On The Left
Abstract:
by Jordan Carter
This election has raised the potential for a perpetual coalition of the centre left to take power in New Zealand in
perpetuity. The chances of such an outcome are pretty damned good at this point - all that has to happen is for the
players to remain on the same side.
Labour is, oddly enough, a little bit pissed off about the ascension of the Greens to Parliament. People I've spoken to
aren't happy that we've lost three very good Members of Parliament, and are even less pleased that the Government is
reduced to 59 seats in the house. While it will be more than possible to run a successful Government without an absolute
majority in the house, the media no doubt will use any stick it can find to beat us with.
I'm quite convinced that, despite the temporary setback the rise of the Greens represents for an easy majority coalition
Government, in the longer term Labour will remember this election as a key change in direction for the country, and
potentially the establishment of a centre left hegemony in electoral terms for a good long time.
Allow me to expand on that idea in two stages; firstly by explaining how I see the party system developing, and then
with a word or several on the idea of voting coalitions and their maintenance.

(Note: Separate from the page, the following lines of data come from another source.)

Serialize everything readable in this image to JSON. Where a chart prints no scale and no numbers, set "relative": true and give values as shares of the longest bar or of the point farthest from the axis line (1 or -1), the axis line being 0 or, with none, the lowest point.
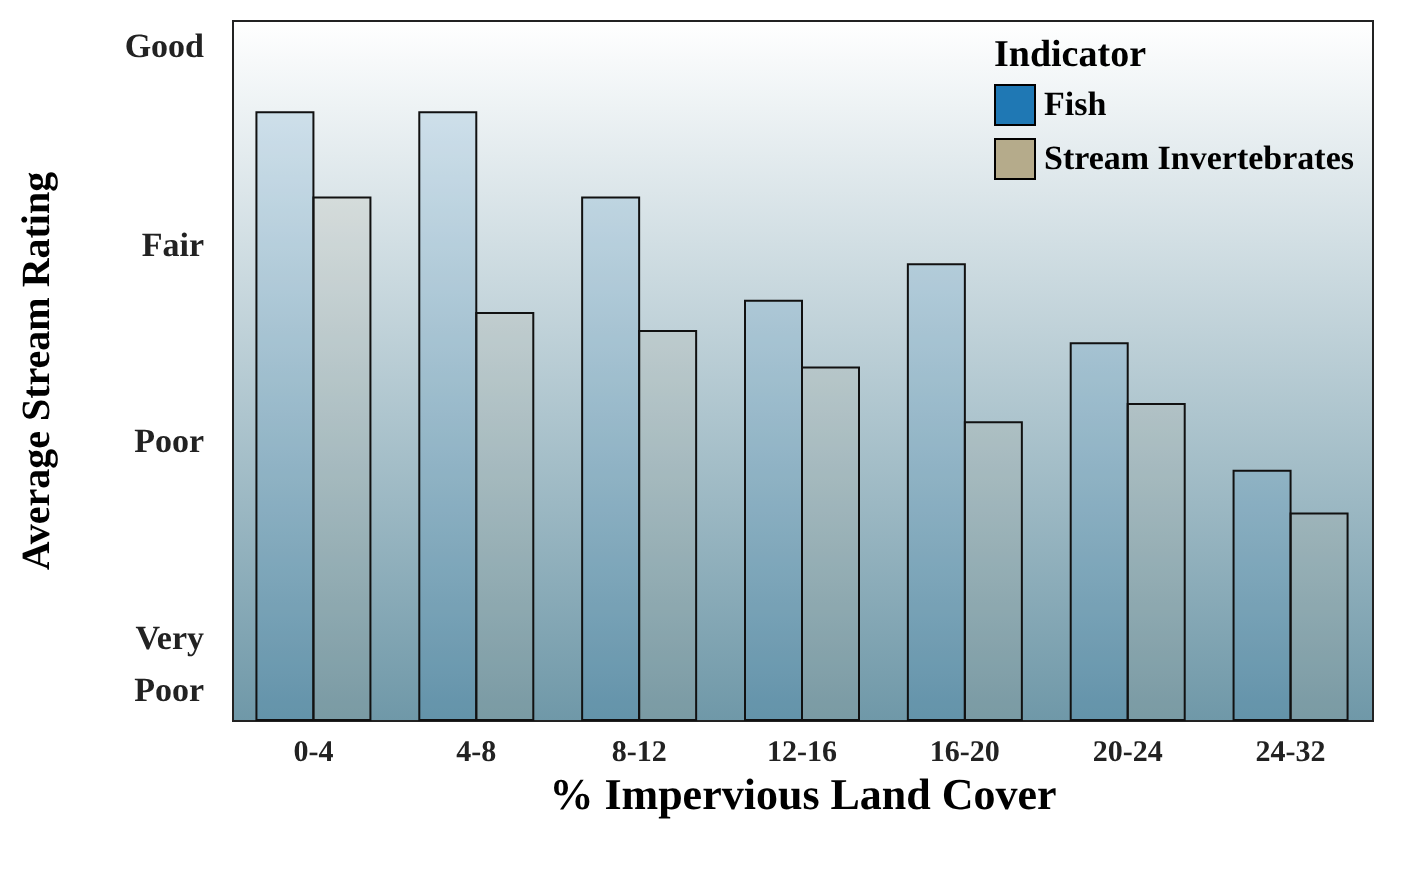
{
  "chart_data": {
    "type": "bar",
    "relative": true,
    "xlabel": "% Impervious Land Cover",
    "ylabel": "Average Stream Rating",
    "legend_title": "Indicator",
    "legend": "top right",
    "categories": [
      "0-4",
      "4-8",
      "8-12",
      "12-16",
      "16-20",
      "20-24",
      "24-32"
    ],
    "series": [
      {
        "name": "Fish",
        "color": "#1f78b4",
        "values": [
          1,
          1,
          0.86,
          0.69,
          0.75,
          0.62,
          0.41
        ]
      },
      {
        "name": "Stream Invertebrates",
        "color": "#b5ab8b",
        "values": [
          0.86,
          0.67,
          0.64,
          0.58,
          0.49,
          0.52,
          0.34
        ]
      }
    ],
    "annotations": [
      "Good",
      "Fair",
      "Poor",
      "Very Poor"
    ]
  }
}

By the time the 2002 election rolls around, the configuration of the party system will be somewhat different to what it
is now. This discussion is predicated on the idea that the new Government will have a successful and popular first term,
and that skillful political management will continue to sideline Winston Peters and make it impossible for him to
re-establish a presence as the centre party he never was.
The Greens will hold on to Coromandel in 2002, and Peters will lose Tauranga to a strong Labour candidate. National will
make no electorate gains, but will increase its share of the party vote to about 33-35%. ACT, weakened by internal
division and the fact of no electorate seats, as well as their extremism in relation to the leftward shifting centre
ground of politics, will score only 5-7% of the vote.
Compared to this, the Greens will score somewhere between 4-7%, securing a large sector of the youth vote for the
centre-left. The Alliance will retain somewhere between 5-9% of the vote, perhaps more if they do well on the job
creation front. And Labour should be able to push its share of the vote above 40%, if the lessons of this campaign are
learned, and MP's with safe electorate seats make a very heavy pitch for the party vote.
While the numbers may be out, the core fact to notice is that there are three viable centre left parties represented in
Parliament, and only two on the right. There are two non-relevant parties in my view, New Zealand First and United
(touching wood). This puts the right in a very difficult position. Basically, to win an election and form a Government,
National would have to score over 43% of the vote. In contrast, Labour only has to score 39-40%. These are not happy
numbers for National.
The fact of three centre left parties gives opponents cheer, because they think we'll descend to a rabble of division
and infighting. Well, I can't claim to speak for anyone other than myself, but as far as I'm concerned, such an argument
reveals a gross ignorance and arrogance on the part of those who make it. The left hasn't won an election in New Zealand
since 1972, and it seems to me that we have learned well the price division extracts. Nobody wants to be in opposition
again; we know we can't make this country a better place without controlling the levers of power.
Everyone is aware of what a National ACT coalition would be like, and that's a powerful force for unity on the left - at
the very least for the first term of Government.
Electorally, the position is a very good one too. Labour can campaign as the moderate mainstream of the Government, and
can appeal to National and former NZ First voters worried about the two smaller parties. The Alliance can appeal to
those who endorse a more strongly left wing programme, based around higher taxation and social spending. The Greens,
too, appeal across the spectrum to some extent. Especially to younger voters, they stand for a 'fresh' approach to
politics unmatched by anything on the right. This broad coalition has a wider appeal than anything the left has offered
New Zealand voters before, and is certainly more inherently attractive than National and ACT.
The challenge for the two small parties on the left is to prove their critics wrong, and show that far from being weird,
or extremist, or any of the other catty calling names the right and the media choose to use about them, they are capable
of being a productive part of Government. They are. They just need to show it. Both parties have politicians of immense
ability and formidable political vision, which are capable of gaining a very secure electoral niche in coalition with
mainstream democratic socialism as represented by the Labour Party.
My own interest will be in seeing how Labour responds to the pressures presented by the two small parties. Clearly the
Alliance is the senior of the two of them, but that might not always be the case. Labour's instinct to want to do
everything is visible in the Cabinet line up announced this week, where the Alliance has been given either minor
portfolios or one specific area, where they face a real policy challenge. The transition from First Past the Post to MMP
is taking longer than I thought it would in attitudinal terms, but that's ok. This first left wing MMP Government is on
much more solid foundations than the last Government was, and will last correspondingly longer.
So, the possibility is there for a very long term left wing hegemony in the electoral system. Three parties, all on the
left, all drawing support from differentiated parts of society, leave National staring at a very long time on the
opposition benches. All we have to do is make it work.